Compared to the Xpert MTB/RIF assay, nested PCR is time consuming and requires manual labor for sample manipulations, which reduce proteins and enzymes that may inhibit the amplification reactions of specimens. This may cause unintentional errors, such as inappropriate specimen dilution and cross-contamination. In our study, among non-TB patients (n=122), excluding 43 pulmonary TB patents and six extrapulmonary TB patients, two (1.6%) and seven patients (5.7%) were positive with the Xpert MTB/RIF assay and nested PCR, respectively (P>0.05). Indeed, nested PCR required multiple user-dependent steps for manipulations, which may give rise to a cross-contamination. In contrast, the Xpert MTB/RIF assay was automatically and simply performed on the GeneXpert device, thus limiting the carryover contamination.

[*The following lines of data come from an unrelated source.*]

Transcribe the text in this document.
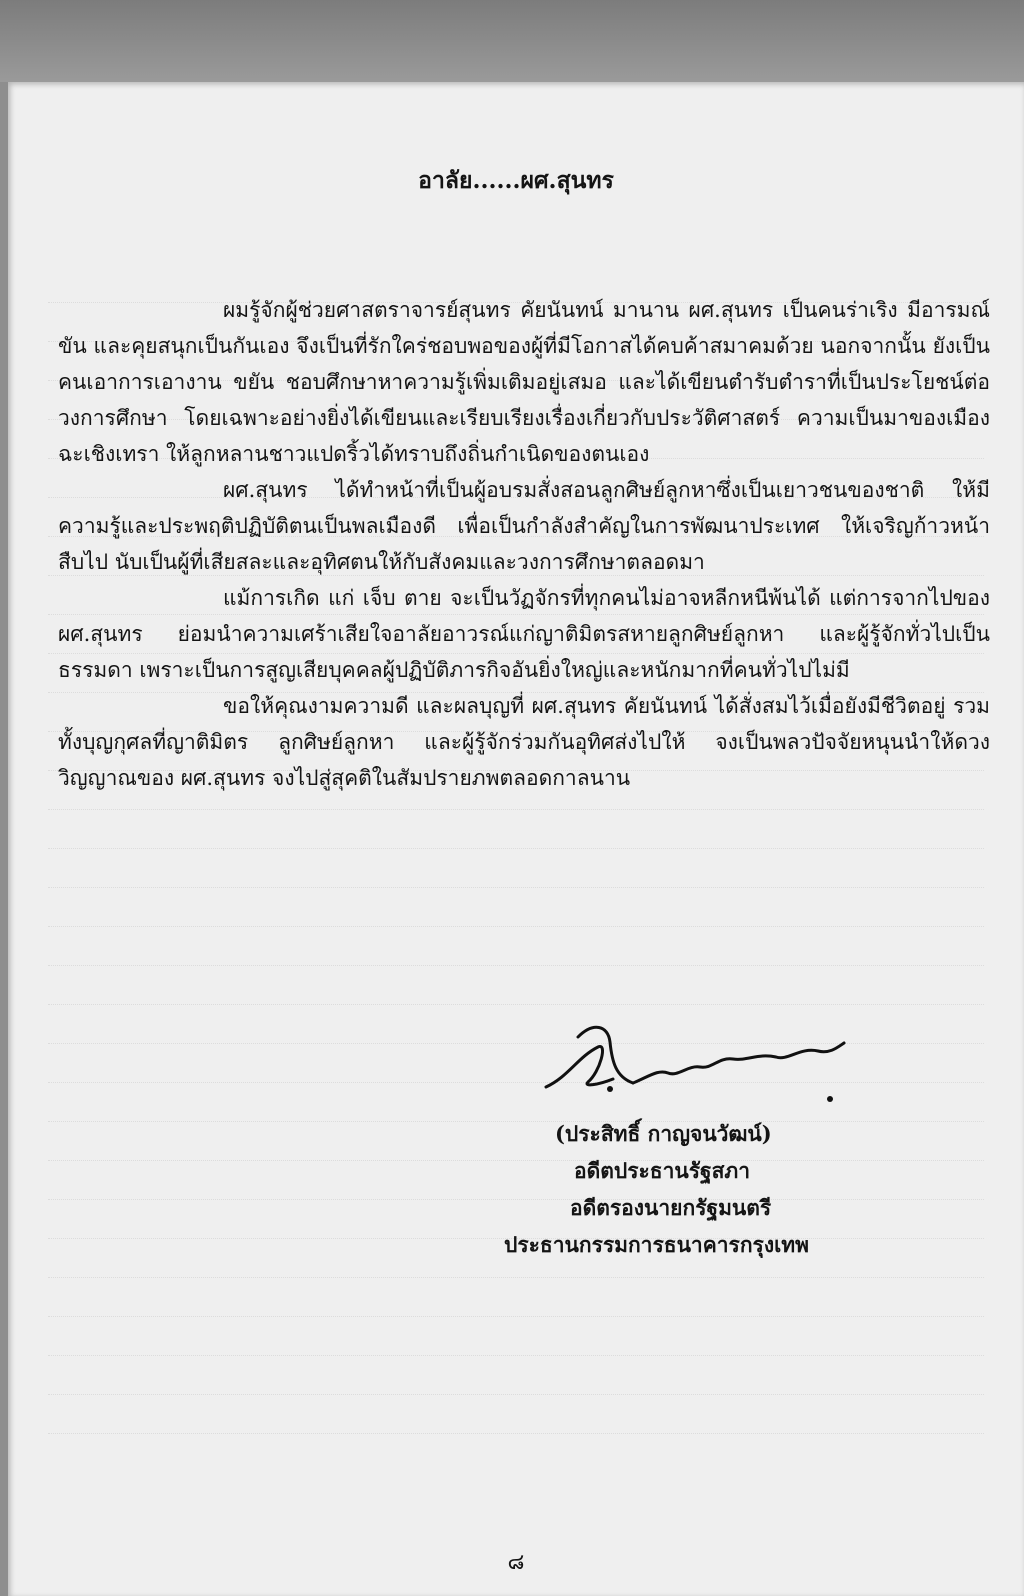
อาลัย......ผศ.สุนทร

ผมรู้จักผู้ช่วยศาสตราจารย์สุนทร คัยนันทน์ มานาน ผศ.สุนทร เป็นคนร่าเริง มีอารมณ์ขัน และคุยสนุกเป็นกันเอง จึงเป็นที่รักใคร่ชอบพอของผู้ที่มีโอกาสได้คบค้าสมาคมด้วย นอกจากนั้น ยังเป็นคนเอาการเอางาน ขยัน ชอบศึกษาหาความรู้เพิ่มเติมอยู่เสมอ และได้เขียนตำรับตำราที่เป็นประโยชน์ต่อวงการศึกษา โดยเฉพาะอย่างยิ่งได้เขียนและเรียบเรียงเรื่องเกี่ยวกับประวัติศาสตร์ ความเป็นมาของเมืองฉะเชิงเทรา ให้ลูกหลานชาวแปดริ้วได้ทราบถึงถิ่นกำเนิดของตนเอง

ผศ.สุนทร ได้ทำหน้าที่เป็นผู้อบรมสั่งสอนลูกศิษย์ลูกหาซึ่งเป็นเยาวชนของชาติ ให้มีความรู้และประพฤติปฏิบัติตนเป็นพลเมืองดี เพื่อเป็นกำลังสำคัญในการพัฒนาประเทศ ให้เจริญก้าวหน้าสืบไป นับเป็นผู้ที่เสียสละและอุทิศตนให้กับสังคมและวงการศึกษาตลอดมา

แม้การเกิด แก่ เจ็บ ตาย จะเป็นวัฏจักรที่ทุกคนไม่อาจหลีกหนีพ้นได้ แต่การจากไปของผศ.สุนทร ย่อมนำความเศร้าเสียใจอาลัยอาวรณ์แก่ญาติมิตรสหายลูกศิษย์ลูกหา และผู้รู้จักทั่วไปเป็นธรรมดา เพราะเป็นการสูญเสียบุคคลผู้ปฏิบัติภารกิจอันยิ่งใหญ่และหนักมากที่คนทั่วไปไม่มี

ขอให้คุณงามความดี และผลบุญที่ ผศ.สุนทร คัยนันทน์ ได้สั่งสมไว้เมื่อยังมีชีวิตอยู่ รวมทั้งบุญกุศลที่ญาติมิตร ลูกศิษย์ลูกหา และผู้รู้จักร่วมกันอุทิศส่งไปให้ จงเป็นพลวปัจจัยหนุนนำให้ดวงวิญญาณของ ผศ.สุนทร จงไปสู่สุคติในสัมปรายภพตลอดกาลนาน

(ประสิทธิ์ กาญจนวัฒน์)
อดีตประธานรัฐสภา
อดีตรองนายกรัฐมนตรี
ประธานกรรมการธนาคารกรุงเทพ
๘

In Korea, MDR-TB strains cause 2.7-3.9% of new TB and 14.0-27.2% of retreatment cases (8,25). In this study, two cases of RIF resistance by the Xpert MTB/RIF assay were found to be MDR-TB patients, one new and one retreatment case of TB. The WHO recommends that the test should be used as the initial diagnostic method in individuals at risk of having MDR-TB or HIV-associated TB and could be used as a follow-up test to sputum microscopy in areas with a low prevalence of MDR-TB or HIV (1). Likewise, the Xpert MTB/RIF assay is likely to play an additional role in detecting MDR-TB strains, regardless of the past history of therapy for TB, after the increase in notification rate of MDR-TB in Korea (1,24). However, we should consider the false negative aspect of the assay, as it may neither detect MTB nor identify RIF resistance in some MDR-TB strains (21,24).

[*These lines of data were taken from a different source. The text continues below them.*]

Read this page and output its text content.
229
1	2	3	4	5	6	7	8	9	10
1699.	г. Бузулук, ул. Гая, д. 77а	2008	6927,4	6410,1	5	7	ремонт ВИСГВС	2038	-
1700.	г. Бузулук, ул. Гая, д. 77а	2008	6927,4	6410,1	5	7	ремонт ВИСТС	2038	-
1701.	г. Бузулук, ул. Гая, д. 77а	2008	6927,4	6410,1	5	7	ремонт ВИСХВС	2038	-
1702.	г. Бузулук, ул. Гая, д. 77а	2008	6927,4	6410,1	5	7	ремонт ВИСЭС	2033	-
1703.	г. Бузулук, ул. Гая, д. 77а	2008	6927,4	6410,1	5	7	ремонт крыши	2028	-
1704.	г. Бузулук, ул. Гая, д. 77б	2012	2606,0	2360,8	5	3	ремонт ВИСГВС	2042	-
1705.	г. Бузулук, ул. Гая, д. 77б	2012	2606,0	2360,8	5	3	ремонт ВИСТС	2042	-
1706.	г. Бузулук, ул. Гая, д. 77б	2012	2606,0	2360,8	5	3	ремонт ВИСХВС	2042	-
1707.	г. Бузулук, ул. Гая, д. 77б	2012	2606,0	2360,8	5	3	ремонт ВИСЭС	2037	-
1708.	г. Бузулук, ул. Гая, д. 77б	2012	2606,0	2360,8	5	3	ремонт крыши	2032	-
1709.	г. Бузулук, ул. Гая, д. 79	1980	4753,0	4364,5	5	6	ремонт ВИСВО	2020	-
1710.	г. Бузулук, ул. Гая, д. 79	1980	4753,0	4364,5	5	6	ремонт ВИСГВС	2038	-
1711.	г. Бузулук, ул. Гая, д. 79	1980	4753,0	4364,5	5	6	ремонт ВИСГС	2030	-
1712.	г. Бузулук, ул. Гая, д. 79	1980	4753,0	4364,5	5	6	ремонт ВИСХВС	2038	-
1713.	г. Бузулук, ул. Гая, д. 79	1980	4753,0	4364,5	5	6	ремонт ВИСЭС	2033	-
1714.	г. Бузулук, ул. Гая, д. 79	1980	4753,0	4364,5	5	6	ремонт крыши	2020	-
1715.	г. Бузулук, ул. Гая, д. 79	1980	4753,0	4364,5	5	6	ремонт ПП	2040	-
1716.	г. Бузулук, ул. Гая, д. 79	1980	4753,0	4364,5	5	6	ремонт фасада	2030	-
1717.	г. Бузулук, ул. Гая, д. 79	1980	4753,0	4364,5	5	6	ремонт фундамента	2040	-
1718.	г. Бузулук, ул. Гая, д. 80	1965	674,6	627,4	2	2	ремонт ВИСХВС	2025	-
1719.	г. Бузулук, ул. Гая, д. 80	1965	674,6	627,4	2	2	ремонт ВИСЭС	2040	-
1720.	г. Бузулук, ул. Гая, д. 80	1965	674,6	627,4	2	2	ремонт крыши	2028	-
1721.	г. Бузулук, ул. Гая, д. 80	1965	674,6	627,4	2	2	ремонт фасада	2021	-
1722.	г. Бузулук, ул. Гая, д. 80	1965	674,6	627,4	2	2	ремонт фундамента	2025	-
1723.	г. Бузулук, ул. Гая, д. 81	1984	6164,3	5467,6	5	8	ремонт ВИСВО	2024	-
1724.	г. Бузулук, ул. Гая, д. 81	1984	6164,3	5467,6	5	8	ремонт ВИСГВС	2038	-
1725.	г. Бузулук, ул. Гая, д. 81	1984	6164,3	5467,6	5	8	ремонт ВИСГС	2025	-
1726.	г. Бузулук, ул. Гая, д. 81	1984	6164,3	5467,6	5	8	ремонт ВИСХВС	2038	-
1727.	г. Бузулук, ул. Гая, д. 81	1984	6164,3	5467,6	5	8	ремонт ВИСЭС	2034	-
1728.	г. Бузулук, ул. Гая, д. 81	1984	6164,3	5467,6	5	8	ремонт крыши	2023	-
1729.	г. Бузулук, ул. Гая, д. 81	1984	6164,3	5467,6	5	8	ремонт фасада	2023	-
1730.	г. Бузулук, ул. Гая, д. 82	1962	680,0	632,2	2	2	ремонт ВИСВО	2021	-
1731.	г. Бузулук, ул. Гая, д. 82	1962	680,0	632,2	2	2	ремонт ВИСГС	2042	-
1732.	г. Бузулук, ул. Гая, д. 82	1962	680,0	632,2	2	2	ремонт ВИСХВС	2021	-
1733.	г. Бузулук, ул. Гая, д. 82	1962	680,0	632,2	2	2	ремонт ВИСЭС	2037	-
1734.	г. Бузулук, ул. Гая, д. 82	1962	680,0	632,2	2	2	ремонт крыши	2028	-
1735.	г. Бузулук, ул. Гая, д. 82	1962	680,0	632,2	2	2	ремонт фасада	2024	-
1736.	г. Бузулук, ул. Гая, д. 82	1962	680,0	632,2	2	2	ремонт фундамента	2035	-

The limitations of our study include a small sample size, as well as the fact that the submitted specimen was not aliquoted into two portions (one for the Xpert MTB/RIF and the other for nested PCR), because of the small amount of volume and sampling difficulties, such as bronchoscopy and body fluid aspiration. Furthermore, both tests were not performed on the same day, in a blind manner by one technician, and independently. This fact may yield some variations in diagnostic accuracy between the Xpert MTB/RIF and nested PCR. We also must consider the cost-effectiveness of PCR techniques, which limits the number times the test can be repeated.
In conclusion, the Xpert MTB/RIF assay appears to have comparable sensitivity and specificity to the nested PCR technique for the routine diagnosis of mycobacterial culture-positive TB. In addition, the assay provides results in a relatively short period, allowing for faster initiation of anti-TB treatment.
Acknowledgements
Disclosure: The authors declare no conflict of interest.